Deux réunions du cabinet de guerre ont été tenues depuis samedi dernier ; même si aucune décision n’en a émané concrètement, les échos font état d’une forte tendance à la riposte immédiate contre Téhéran. En visite sur la base aérienne de Nevatim, touchée par une frappe iranienne, le chef d’état-major israélien a réitéré avant-hier la résolution de mener des frappes contre l’Iran «à l’occasion et au moment que nous choisirons». Hier encore, un porte-parole de l’armée israélienne a prévenu que «l’Iran ne sortira pas indemne de son attaque». Ebrahim Raïssi, le président iranien, ne laisse pas passer la menace et déclare pour sa part que «la moindre réaction d’Israël contre l’Iran et ses intérêts appellerait une réaction sévère, étendue et douloureuse». 

S’adressant à la chaîne américaine CNN, un haut responsable américain qui a requis l’anonymat estime que le spectre d’une extension réelle du conflit n’est pas écarté, malgré tous les efforts déployés présentement pour contenir la menace. Des perspectives «terrifiantes» pourraient s’ouvrir dans la région du Moyen-Orient et au-delà, si la retenue n’est pas observée, a-t-il ajouté. 

La Fédération de Russie, par la voix de son président Vladimir Poutine, a pour sa part prévenu contre les «conséquences catastrophiques» d’une escalade, lors d’un entretien avec son homologue iranien. Même position de la puissance chinoise. Lors de la dernière réunion du Conseil de sécurité de l’ONU, tenue au lendemain de la riposte iranienne, il s’est par ailleurs vérifié qu’aucun acteur international n’est disposé à voir s’installer un conflit aux répercussions planétaires évidentes. 

Comme pour la guerre contre Ghaza et ses conséquences désastreuses et meurtrières sur les populations civiles, Benyamin Netanyahu et son gouvernement continuent à jouir d’une étonnante marge de manœuvre militaire et diplomatique. 
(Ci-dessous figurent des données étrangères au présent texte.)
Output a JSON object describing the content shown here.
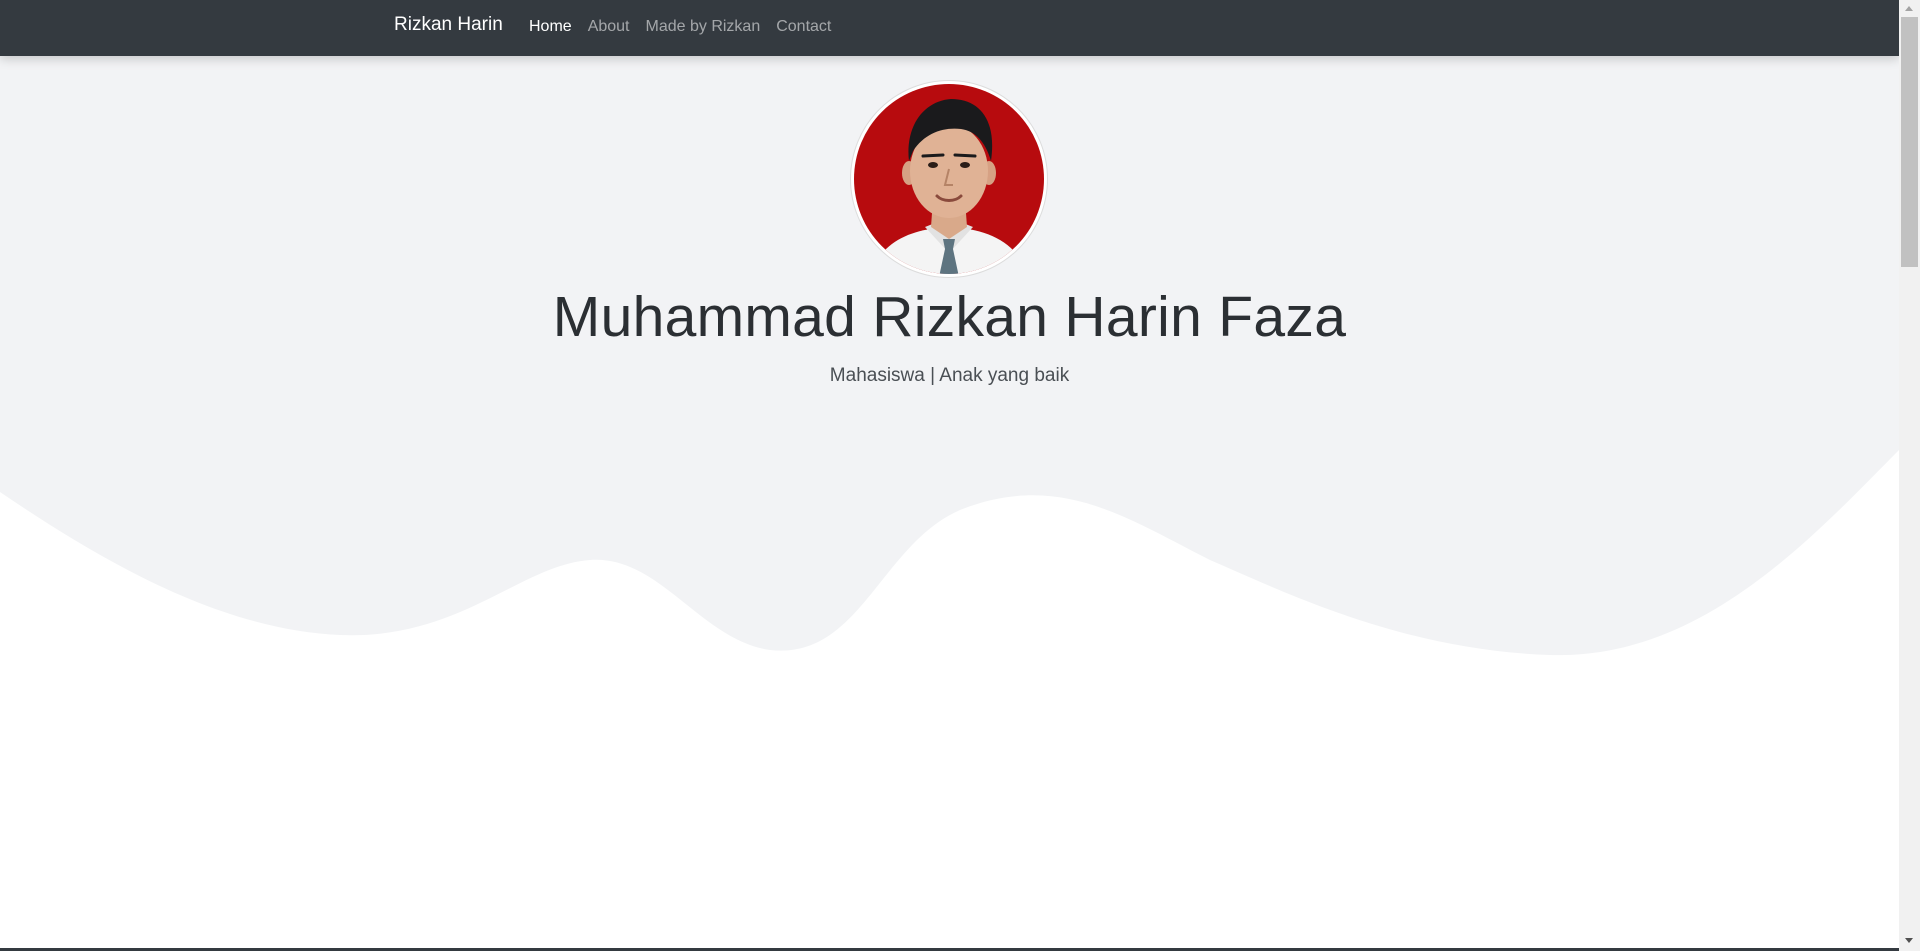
{
  "navbar": {
    "brand": "Rizkan Harin",
    "links": [
      {
        "label": "Home",
        "active": true
      },
      {
        "label": "About",
        "active": false
      },
      {
        "label": "Made by Rizkan",
        "active": false
      },
      {
        "label": "Contact",
        "active": false
      }
    ]
  },
  "hero": {
    "name": "Muhammad Rizkan Harin Faza",
    "tagline": "Mahasiswa | Anak yang baik",
    "avatar_icon": "profile-photo",
    "avatar_background": "#b70b0e"
  },
  "colors": {
    "navbar": "#343a40",
    "hero_background": "#f2f3f5",
    "page_background": "#ffffff"
  }
}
Après les six mois de massacres sans précédent commis sur les Palestiniens depuis octobre dernier, le monde se résigne étrangement à souhaiter que Tel-Aviv se convertisse aux vertus de la retenue pour éviter au Moyen-Orient un conflit régional imprévisible et tout ce qu’il peut comporter comme risques globaux d’instabilités politiques, sécuritaires et économiques.